Molto più intricato il parere
favorevole espresso dalla commissione bilancio, che prevede alcuni rilievi. La
relazione inviata dal ministero, infatti, non ha convinto nessuno. Divertente
la giustificazione del relatore di maggioranza Gaspare Giudice (Fi) «il decreto è a copertura dinamica». La relazione presentata dal
ministero, infatti, rimanda alle finanziarie dei prossimi anni, un punto
considerato illegittimo dalle opposizioni: «Il decreto deve avere una copertura complessiva al
momento dell'approvazione, altro che dinamica», ha osservato ieri la deputata Ds Piera Capitelli, accerchiata da insegnanti e genitori
che anche ieri hanno presidiato il parlamento.

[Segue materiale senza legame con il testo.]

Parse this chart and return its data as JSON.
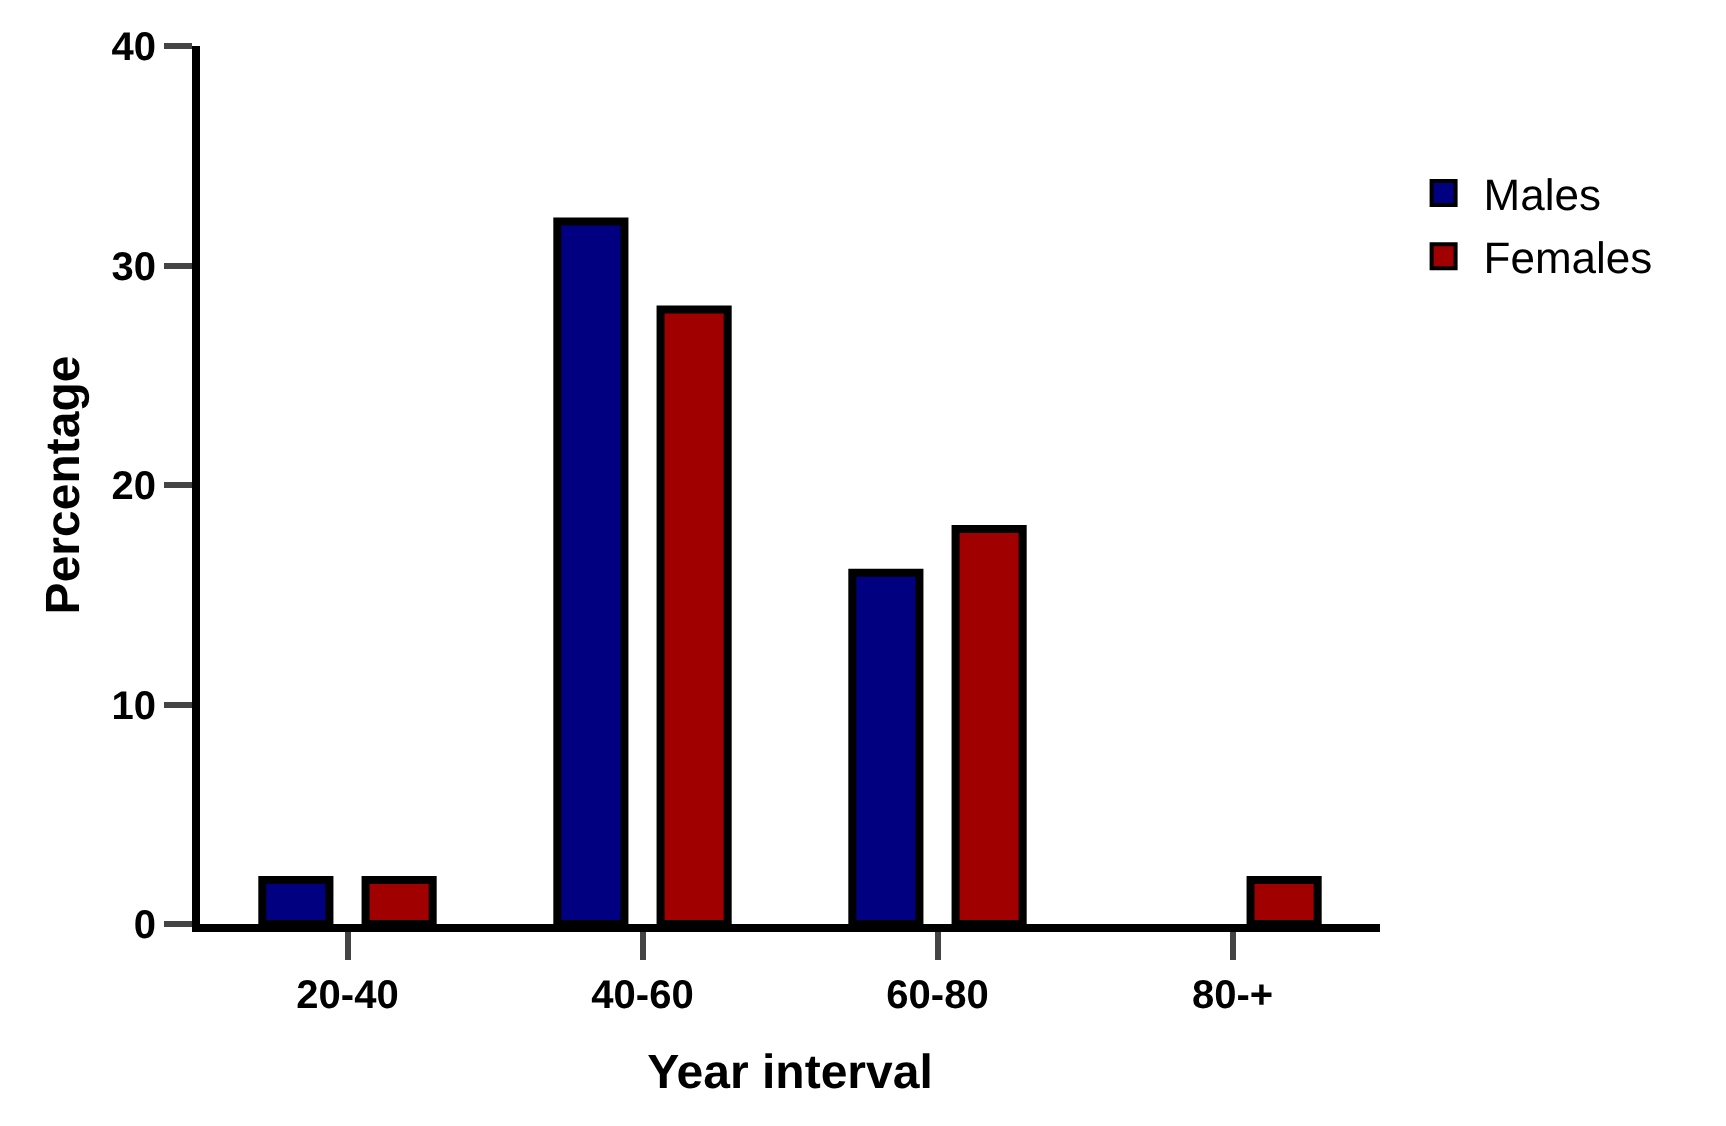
{
  "chart_data": {
    "type": "bar",
    "xlabel": "Year interval",
    "ylabel": "Percentage",
    "categories": [
      "20-40",
      "40-60",
      "60-80",
      "80-+"
    ],
    "series": [
      {
        "name": "Males",
        "color": "#000080",
        "values": [
          2,
          32,
          16,
          null
        ]
      },
      {
        "name": "Females",
        "color": "#a00000",
        "values": [
          2,
          28,
          18,
          2
        ]
      }
    ],
    "ylim": [
      0,
      40
    ],
    "yticks": [
      0,
      10,
      20,
      30,
      40
    ],
    "legend": "right"
  }
}
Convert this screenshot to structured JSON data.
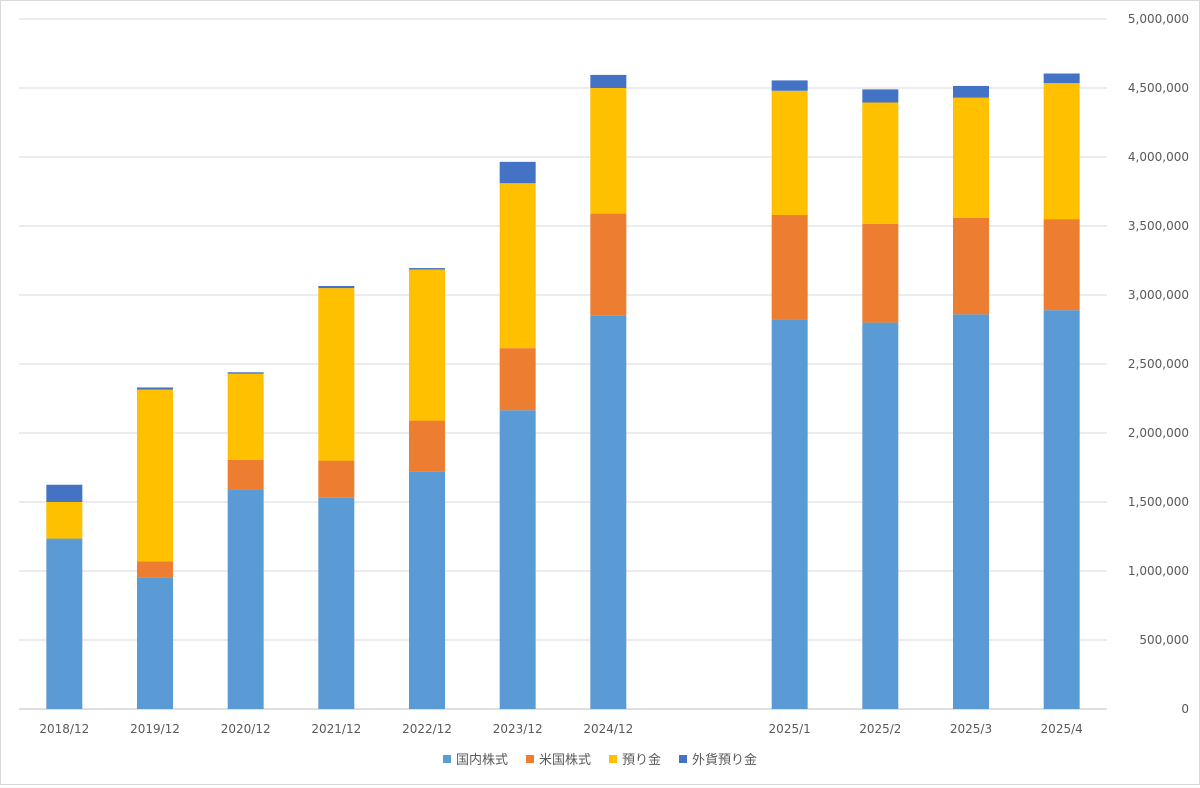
{
  "chart_data": {
    "type": "bar",
    "stacked": true,
    "categories": [
      "2018/12",
      "2019/12",
      "2020/12",
      "2021/12",
      "2022/12",
      "2023/12",
      "2024/12",
      "",
      "2025/1",
      "2025/2",
      "2025/3",
      "2025/4"
    ],
    "series": [
      {
        "name": "国内株式",
        "color": "#5B9BD5",
        "values": [
          1235000,
          950000,
          1590000,
          1530000,
          1720000,
          2165000,
          2850000,
          null,
          2825000,
          2800000,
          2860000,
          2890000
        ]
      },
      {
        "name": "米国株式",
        "color": "#ED7D31",
        "values": [
          0,
          120000,
          215000,
          270000,
          370000,
          450000,
          740000,
          null,
          755000,
          715000,
          700000,
          660000
        ]
      },
      {
        "name": "預り金",
        "color": "#FFC000",
        "values": [
          265000,
          1245000,
          625000,
          1250000,
          1095000,
          1195000,
          910000,
          null,
          900000,
          880000,
          870000,
          985000
        ]
      },
      {
        "name": "外貨預り金",
        "color": "#4472C4",
        "values": [
          125000,
          15000,
          10000,
          15000,
          10000,
          155000,
          95000,
          null,
          75000,
          95000,
          85000,
          70000
        ]
      }
    ],
    "ylim": [
      0,
      5000000
    ],
    "yticks": [
      "0",
      "500,000",
      "1,000,000",
      "1,500,000",
      "2,000,000",
      "2,500,000",
      "3,000,000",
      "3,500,000",
      "4,000,000",
      "4,500,000",
      "5,000,000"
    ],
    "y_axis_position": "right",
    "grid": true,
    "legend_position": "bottom"
  }
}
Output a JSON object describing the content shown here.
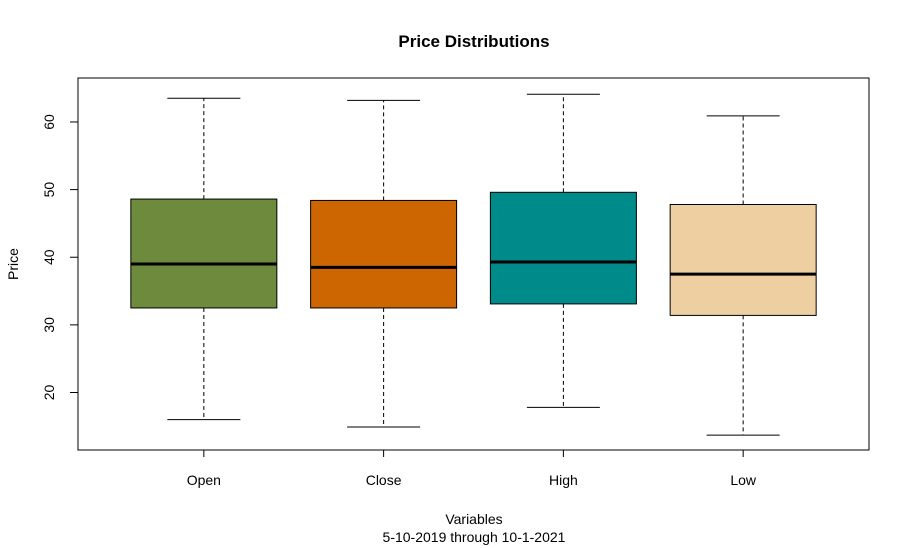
{
  "chart_data": {
    "type": "boxplot",
    "title": "Price Distributions",
    "xlabel": "Variables",
    "subtitle": "5-10-2019 through 10-1-2021",
    "ylabel": "Price",
    "ylim": [
      11.5,
      66.5
    ],
    "yticks": [
      "20",
      "30",
      "40",
      "50",
      "60"
    ],
    "categories": [
      "Open",
      "Close",
      "High",
      "Low"
    ],
    "boxes": [
      {
        "name": "Open",
        "color": "#6E8B3D",
        "min": 16.0,
        "q1": 32.5,
        "median": 39.0,
        "q3": 48.6,
        "max": 63.5
      },
      {
        "name": "Close",
        "color": "#CD6600",
        "min": 14.9,
        "q1": 32.5,
        "median": 38.5,
        "q3": 48.4,
        "max": 63.2
      },
      {
        "name": "High",
        "color": "#008B8B",
        "min": 17.8,
        "q1": 33.1,
        "median": 39.3,
        "q3": 49.6,
        "max": 64.1
      },
      {
        "name": "Low",
        "color": "#EECFA1",
        "min": 13.7,
        "q1": 31.4,
        "median": 37.5,
        "q3": 47.8,
        "max": 60.9
      }
    ],
    "grid": false,
    "legend": "none"
  }
}
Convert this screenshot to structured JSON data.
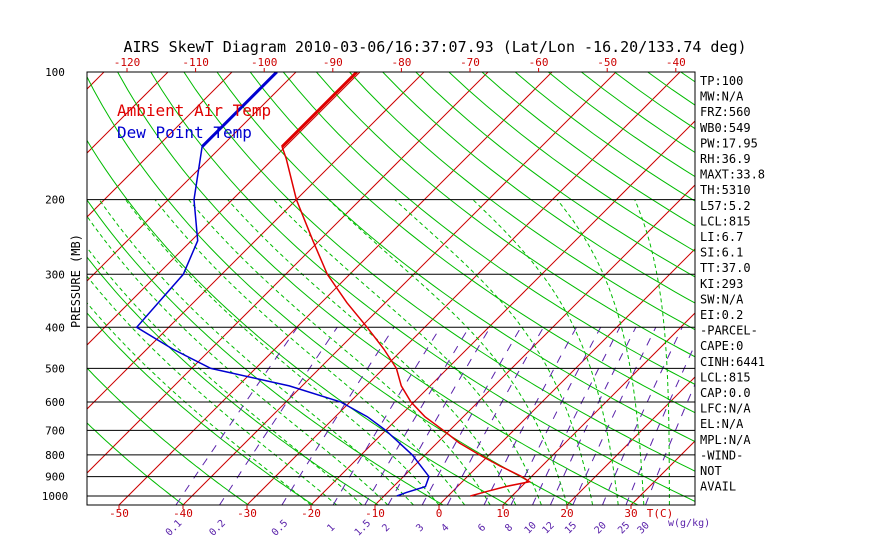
{
  "chart_data": {
    "type": "line",
    "title": "AIRS SkewT Diagram 2010-03-06/16:37:07.93 (Lat/Lon -16.20/133.74 deg)",
    "ylabel": "PRESSURE (MB)",
    "y_scale": "log",
    "ylim": [
      1050,
      100
    ],
    "xlim_bottom_c": [
      -55,
      40
    ],
    "pressure_ticks": [
      "100",
      "200",
      "300",
      "400",
      "500",
      "600",
      "700",
      "800",
      "900",
      "1000"
    ],
    "bottom_temp_ticks": [
      "-50",
      "-40",
      "-30",
      "-20",
      "-10",
      "0",
      "10",
      "20",
      "30"
    ],
    "top_temp_ticks": [
      "-120",
      "-110",
      "-100",
      "-90",
      "-80",
      "-70",
      "-60",
      "-50",
      "-40"
    ],
    "bottom_unit_label": "T(C)",
    "mixing_ratio_label": "w(g/kg)",
    "mixing_ratio_ticks": [
      "0.1",
      "0.2",
      "0.5",
      "1",
      "1.5",
      "2",
      "3",
      "4",
      "6",
      "8",
      "10",
      "12",
      "15",
      "20",
      "25",
      "30"
    ],
    "grid": true,
    "legend": "top-left inside",
    "series": [
      {
        "name": "Ambient Air Temp",
        "color": "#e00000",
        "points": [
          [
            100,
            -80.5
          ],
          [
            150,
            -80.5
          ],
          [
            160,
            -78
          ],
          [
            200,
            -70
          ],
          [
            250,
            -61
          ],
          [
            300,
            -53.5
          ],
          [
            350,
            -46
          ],
          [
            400,
            -39
          ],
          [
            450,
            -33
          ],
          [
            500,
            -28
          ],
          [
            550,
            -24.5
          ],
          [
            600,
            -20.5
          ],
          [
            650,
            -16
          ],
          [
            700,
            -11
          ],
          [
            750,
            -6.5
          ],
          [
            800,
            -1.5
          ],
          [
            850,
            3.5
          ],
          [
            900,
            8.5
          ],
          [
            925,
            10.5
          ],
          [
            950,
            7.5
          ],
          [
            980,
            5
          ],
          [
            1000,
            3.5
          ]
        ]
      },
      {
        "name": "Dew Point Temp",
        "color": "#0000d0",
        "points": [
          [
            100,
            -93
          ],
          [
            150,
            -93
          ],
          [
            200,
            -86
          ],
          [
            250,
            -79
          ],
          [
            300,
            -76
          ],
          [
            400,
            -75
          ],
          [
            450,
            -66
          ],
          [
            500,
            -57
          ],
          [
            550,
            -42
          ],
          [
            600,
            -31.5
          ],
          [
            650,
            -25
          ],
          [
            700,
            -20
          ],
          [
            800,
            -12
          ],
          [
            900,
            -6
          ],
          [
            950,
            -5
          ],
          [
            980,
            -7
          ],
          [
            1000,
            -8
          ]
        ]
      }
    ],
    "legend_colors": {
      "temp": "#e00000",
      "dewpoint": "#0000d0"
    },
    "grid_colors": {
      "isobar": "#000000",
      "isotherm": "#cc0000",
      "dry_adiabat": "#00bb00",
      "moist_adiabat": "#00bb00",
      "mixing_ratio": "#5a22aa"
    }
  },
  "indices": [
    "TP:100",
    "MW:N/A",
    "FRZ:560",
    "WB0:549",
    "PW:17.95",
    "RH:36.9",
    "MAXT:33.8",
    "TH:5310",
    "L57:5.2",
    "LCL:815",
    "LI:6.7",
    "SI:6.1",
    "TT:37.0",
    "KI:293",
    "SW:N/A",
    "EI:0.2",
    "-PARCEL-",
    "CAPE:0",
    "CINH:6441",
    "LCL:815",
    "CAP:0.0",
    "LFC:N/A",
    "EL:N/A",
    "MPL:N/A",
    "-WIND-",
    "NOT",
    "AVAIL"
  ]
}
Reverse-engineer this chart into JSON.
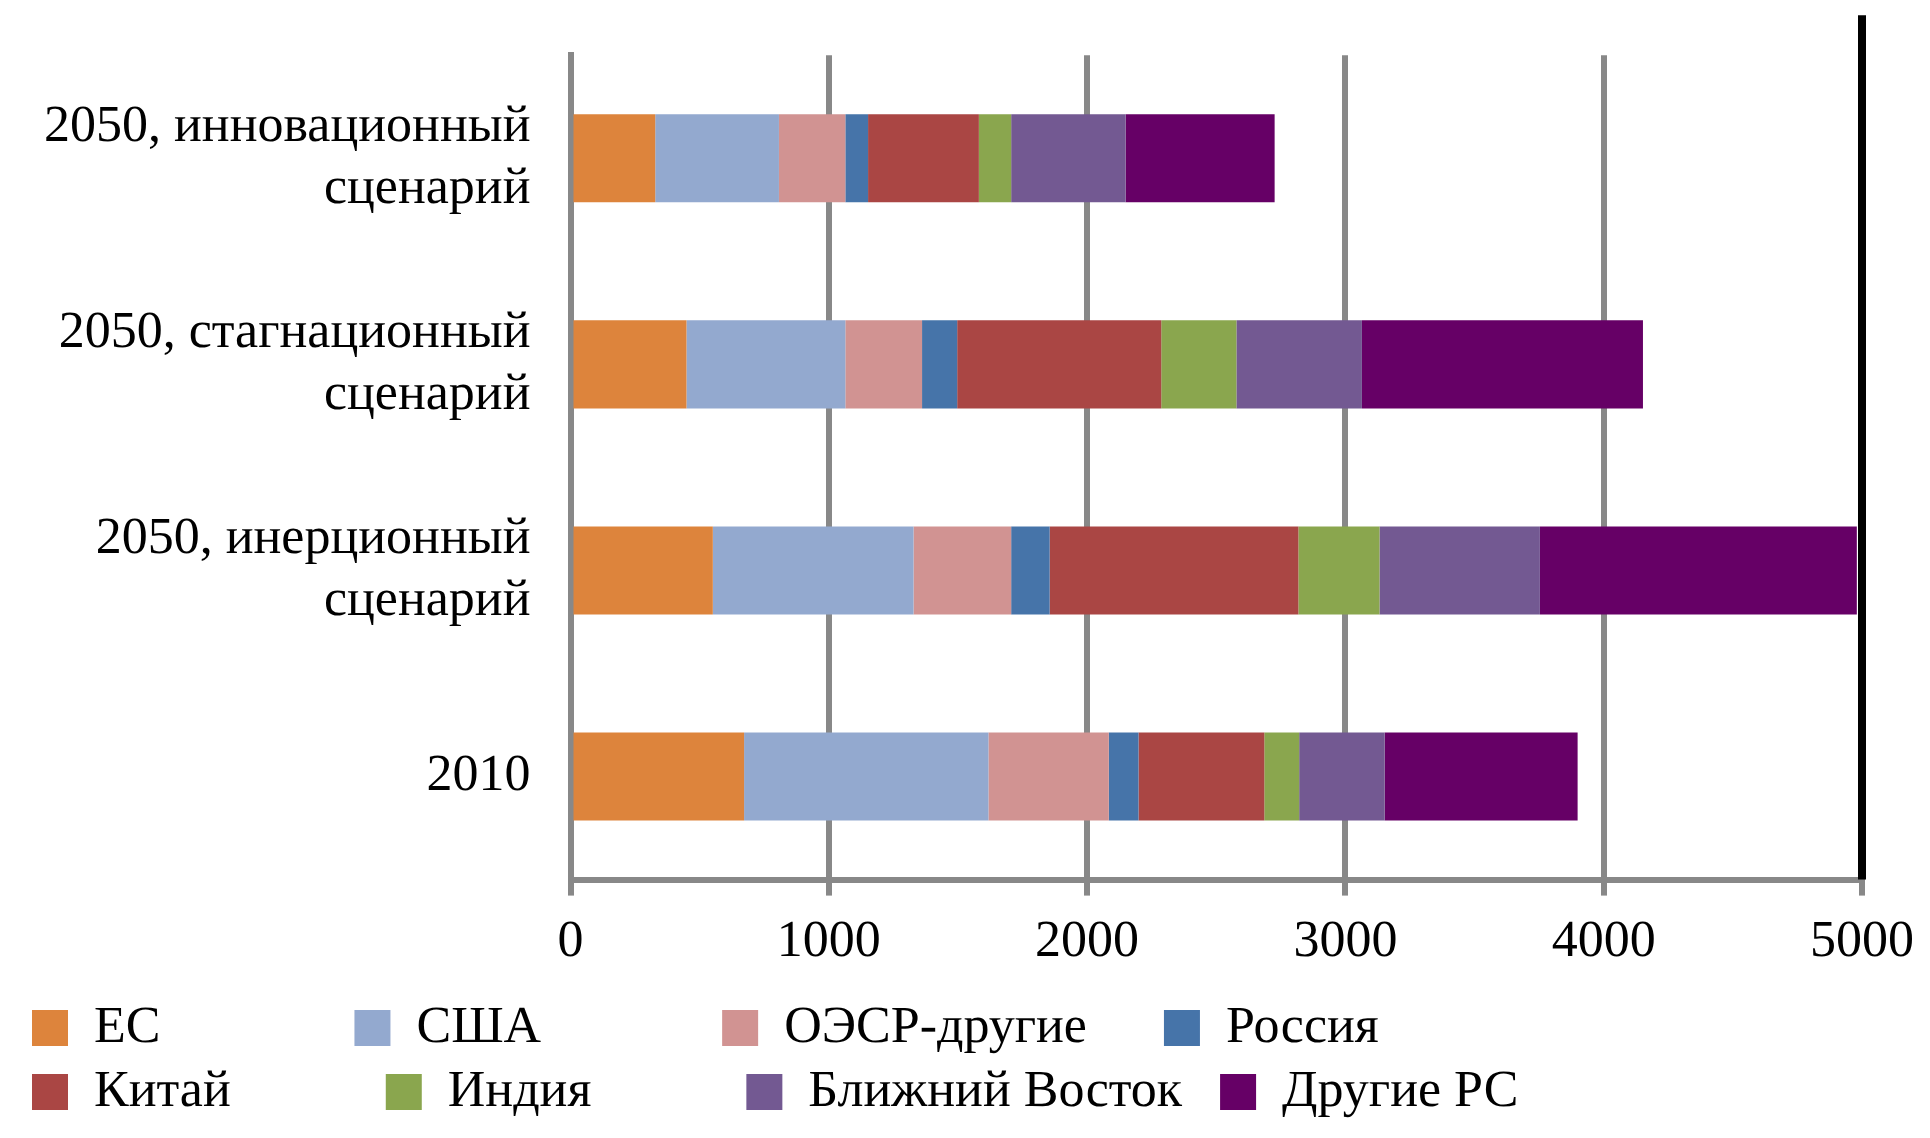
{
  "chart_data": {
    "type": "bar",
    "orientation": "horizontal",
    "stacked": true,
    "categories": [
      "2050, инновационный сценарий",
      "2050, стагнационный сценарий",
      "2050, инерционный сценарий",
      "2010"
    ],
    "series": [
      {
        "name": "ЕС",
        "color": "#dd843c",
        "values": [
          328,
          449,
          551,
          672
        ]
      },
      {
        "name": "США",
        "color": "#93a9cf",
        "values": [
          479,
          615,
          777,
          946
        ]
      },
      {
        "name": "ОЭСР-другие",
        "color": "#d19392",
        "values": [
          257,
          297,
          378,
          466
        ]
      },
      {
        "name": "Россия",
        "color": "#4674a9",
        "values": [
          88,
          136,
          149,
          115
        ]
      },
      {
        "name": "Китай",
        "color": "#aa4644",
        "values": [
          429,
          790,
          963,
          487
        ]
      },
      {
        "name": "Индия",
        "color": "#8aa64e",
        "values": [
          125,
          291,
          314,
          135
        ]
      },
      {
        "name": "Ближний Восток",
        "color": "#735992",
        "values": [
          443,
          486,
          621,
          331
        ]
      },
      {
        "name": "Другие РС",
        "color": "#660066",
        "values": [
          577,
          1088,
          1227,
          747
        ]
      }
    ],
    "xlim": [
      0,
      5000
    ],
    "xticks": [
      0,
      1000,
      2000,
      3000,
      4000,
      5000
    ],
    "grid": "x",
    "legend": "bottom"
  }
}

Come se non bastasse, il
ministero ha giustificato l'assenza di risorse per l'inserimento della lingua
inglese in forma obbligatoria già dalla prima elemenatre sostenendo che già
attualmente è coperto per il 92,7%. Di più: per la formazione dei «9.600
insegnanti» che il ministero ritiene mancanti, basterebbero 500 euro a testa.
Per quanto riguarda
l'inserimento dell'insegnamento dell'informatica, la relazione del ministero è
ancora più insensata: si fa riferimento alla possibilità di attingere dai fondi
per l'autonomia, «il ministero prende i soldi dai bilanci delle scuole autonome
per fare la sua riforma», ha osservato la deputata diessina Alba Sasso, che ha
ribadito come la riforma abbia «un principale obiettivo: ridurre gli organici.
In seconda battuta c'è la volontà di fare una scuola che seleziona sin dai
primi anni». Intanto ieri i sindacati confederali hanno depositato al Tar del
Lazio il ricorso contro la circolare sulle iscrizioni, che anticipa la scuola Moratti.